Professeur Moustapha Mijiyawa: «Sur instruction du chef de l’État, une cellule a été mise en place qui se réunit tous les jours au sein du ministère de la Santé, pour faire un compte rendu aux plus hautes autorités. Nous avons été instruits d’impliquer tous les acteurs publics et privés. Le chef de l’État a également décidé, il y a quelques jours, de créer un centre dédié spécialement aux maladies émergentes ou réémergeantes. C’est pour cette raison que le Centre hospitalier régional de Lomé CHR abrite aujourd’hui tous les cas de Covid-19 au Togo. Dans ce cadre, il fait l’objet d’une réhabilitation approfondie et une commande d’équipements a été lancée pour doter cet établissement d’outils de réanimation appropriés à la prise en charge des malades. En même temps, cela permettra au pays d’accéder à tous les outils nécessaires pour booster notre système de santé. Et puis, un effort médiatique et de communication se déploie à différents niveaux. Objectif: la sensibilisation de la population aux mesures de prévention contre la propagation du Covid-19.»
Sputnik: La situation globale du Togo est moins grave que ce que l’on observe dans d’autres pays. Toutefois, on commence à enregistrer des décès. Peut-on toujours dire que vous avez la maîtrise de la situation?
Professeur Moustapha Mijiyawa: «Dire qu’on a la maîtrise d’une maladie comme celle-là, c’est excessif. Aucun pays au monde ne peut affirmer à ce jour qu’il maîtrise le Covid-19. Par contre, on peut assurer qu’un certain nombre de dispositions sont prises et qu’elles s’adaptent à l’évolution de la pandémie dans notre pays. C’est pourquoi, d’ailleurs, vous verrez que les mesures que nous décidons sont dynamiques. À chaque fois que l’on observe l’état de l’épidémie, on constate aussi l’applicabilité des dispositifs mis en place. Nous évoluons, donc, de proche en proche avec des mesures qui sont dictées par notre contexte et par l’évolution de la pandémie.»
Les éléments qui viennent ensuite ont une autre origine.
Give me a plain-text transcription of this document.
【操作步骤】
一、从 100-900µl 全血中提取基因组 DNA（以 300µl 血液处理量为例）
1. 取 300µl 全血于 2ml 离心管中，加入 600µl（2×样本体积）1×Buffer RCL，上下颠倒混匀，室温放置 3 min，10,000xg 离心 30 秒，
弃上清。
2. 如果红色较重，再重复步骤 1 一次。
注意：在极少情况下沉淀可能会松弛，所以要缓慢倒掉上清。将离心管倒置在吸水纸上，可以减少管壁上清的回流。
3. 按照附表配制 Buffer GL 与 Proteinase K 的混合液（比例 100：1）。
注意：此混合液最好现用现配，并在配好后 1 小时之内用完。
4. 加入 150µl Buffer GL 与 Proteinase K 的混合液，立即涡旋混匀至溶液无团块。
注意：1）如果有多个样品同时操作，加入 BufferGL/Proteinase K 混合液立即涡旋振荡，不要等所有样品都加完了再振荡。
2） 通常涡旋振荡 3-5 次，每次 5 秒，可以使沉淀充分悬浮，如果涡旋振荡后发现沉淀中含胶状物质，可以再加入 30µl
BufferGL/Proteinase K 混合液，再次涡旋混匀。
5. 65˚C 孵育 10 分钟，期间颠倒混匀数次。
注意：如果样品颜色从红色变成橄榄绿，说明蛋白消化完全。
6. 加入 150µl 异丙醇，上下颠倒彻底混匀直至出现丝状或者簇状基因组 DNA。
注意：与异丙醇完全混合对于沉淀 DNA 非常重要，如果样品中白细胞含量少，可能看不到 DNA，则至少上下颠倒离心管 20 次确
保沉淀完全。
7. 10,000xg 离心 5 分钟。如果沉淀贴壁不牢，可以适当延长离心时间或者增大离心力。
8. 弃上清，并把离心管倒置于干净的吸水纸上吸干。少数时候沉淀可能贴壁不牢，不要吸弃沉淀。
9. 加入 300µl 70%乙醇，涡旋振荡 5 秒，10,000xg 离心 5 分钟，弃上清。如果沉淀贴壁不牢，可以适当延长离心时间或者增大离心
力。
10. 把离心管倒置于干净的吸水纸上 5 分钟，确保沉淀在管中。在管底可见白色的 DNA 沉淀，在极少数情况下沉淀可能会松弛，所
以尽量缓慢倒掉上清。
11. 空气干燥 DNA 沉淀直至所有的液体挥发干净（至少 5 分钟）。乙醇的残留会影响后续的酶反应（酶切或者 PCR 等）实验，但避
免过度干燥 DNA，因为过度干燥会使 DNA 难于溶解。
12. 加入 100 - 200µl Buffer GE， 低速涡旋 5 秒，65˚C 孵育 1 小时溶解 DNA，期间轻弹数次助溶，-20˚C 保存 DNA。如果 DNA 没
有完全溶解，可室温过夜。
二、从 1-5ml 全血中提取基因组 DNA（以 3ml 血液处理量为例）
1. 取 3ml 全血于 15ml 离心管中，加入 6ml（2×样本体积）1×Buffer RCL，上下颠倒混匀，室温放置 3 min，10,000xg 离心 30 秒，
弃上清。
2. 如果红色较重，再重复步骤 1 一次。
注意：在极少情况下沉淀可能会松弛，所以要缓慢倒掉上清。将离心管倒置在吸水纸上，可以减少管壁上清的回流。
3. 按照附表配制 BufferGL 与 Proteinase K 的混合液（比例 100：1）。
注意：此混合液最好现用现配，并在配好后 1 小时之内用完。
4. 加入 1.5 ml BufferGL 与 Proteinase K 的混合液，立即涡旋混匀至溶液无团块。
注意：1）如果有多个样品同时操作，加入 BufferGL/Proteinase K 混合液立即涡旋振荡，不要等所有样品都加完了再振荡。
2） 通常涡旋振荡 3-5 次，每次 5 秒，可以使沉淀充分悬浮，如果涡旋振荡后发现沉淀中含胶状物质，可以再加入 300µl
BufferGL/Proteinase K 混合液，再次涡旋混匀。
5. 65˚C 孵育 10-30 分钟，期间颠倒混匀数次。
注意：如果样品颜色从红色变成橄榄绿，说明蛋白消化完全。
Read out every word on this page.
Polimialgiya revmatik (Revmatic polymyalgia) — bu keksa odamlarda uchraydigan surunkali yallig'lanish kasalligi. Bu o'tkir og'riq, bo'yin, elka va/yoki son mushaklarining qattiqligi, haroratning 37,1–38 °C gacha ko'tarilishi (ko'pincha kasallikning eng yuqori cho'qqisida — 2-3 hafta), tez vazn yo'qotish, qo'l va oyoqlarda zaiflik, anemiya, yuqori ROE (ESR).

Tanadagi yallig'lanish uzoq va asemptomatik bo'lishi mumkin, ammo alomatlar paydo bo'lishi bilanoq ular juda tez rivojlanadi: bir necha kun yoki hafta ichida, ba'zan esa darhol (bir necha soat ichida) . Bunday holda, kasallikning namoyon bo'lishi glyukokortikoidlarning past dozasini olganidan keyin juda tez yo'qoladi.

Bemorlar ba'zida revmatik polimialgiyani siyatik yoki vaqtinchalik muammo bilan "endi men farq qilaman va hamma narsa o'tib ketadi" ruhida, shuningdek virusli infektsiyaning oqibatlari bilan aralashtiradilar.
Sputnik: Avez-vous des inquiétudes à ce jour quant à l’évolution des cas contaminés dans le pays?
Professeur Moustapha Mijiyawa: «Je ne souhaite pas que la maladie prenne, au Togo, des proportions difficilement cernables. Mais nous mettons en place les dispositions nécessaires [pour que cela n’arrive pas]. Le chef de l’État a d’ailleurs donné des instructions pour multiplier et rendre plus rapide le dépistage, et élaborer un protocole de traitement ayant probablement recours à la chloroquine. Nos experts sont en train de travailler là-dessus pour adopter rapidement un protocole adapté à notre situation.»
Sputnik: Vous avez donc fait votre choix en vous prononçant pour la chloroquine?
Professeur Moustapha Mijiyawa: «Nos experts sont en train d’élaborer le protocole d’admission. Et quelques-uns de nos malades sont déjà sous hydroxychloroquine. Sinon, il n’y a pas une seule option, un protocole figé et indéboulonnable. On va probablement commencer avec la chloroquine puis on verra les résultats qu’on va obtenir. Notez bien que les résultats de la chloroquine sont, quand même, assez prometteurs parce que c’est un médicament que nos populations utilisent de longue date. L’Afrique est le continent qui connaît le mieux ce produit et qui l’a le mieux utilisé dans le passé. Plus un médicament est ancien, plus ses risques sont connus. Donc il ne faut pas fermer la porte à un remède parce qu’il est ancien. Et il ne faut pas non plus faire seulement la promotion du nouveau. Je recommande qu’on y mette de la mesure.»
Sputnik: On constate à Lomé que les Togolais ne respectent pas les mesures prises par le gouvernement dans le cadre de la riposte au Covid-19. Qu’allez-vous faire?
Professeur Moustapha Mijiyawa: «Le gouvernement avisera en fonction du résultat de l’application des mesures actuelles. Pour cela, on tirera les leçons d’hier et d’ailleurs.»
Sputnik: Le Togo est limité au nord par le Burkina Faso, le Bénin à l’est et à l’ouest par le Ghana, tous des pays touchés par le coronavirus. Quel lien y a-t-il entre vous pour une riposte efficace?
Professeur Moustapha Mijiyawa: «Avec tous les ministres ouest-africains de la Santé, nous nous réunissons sur une plate-forme et tous les jours que Dieu fait, nous échangeons les informations, les leçons et les expériences.»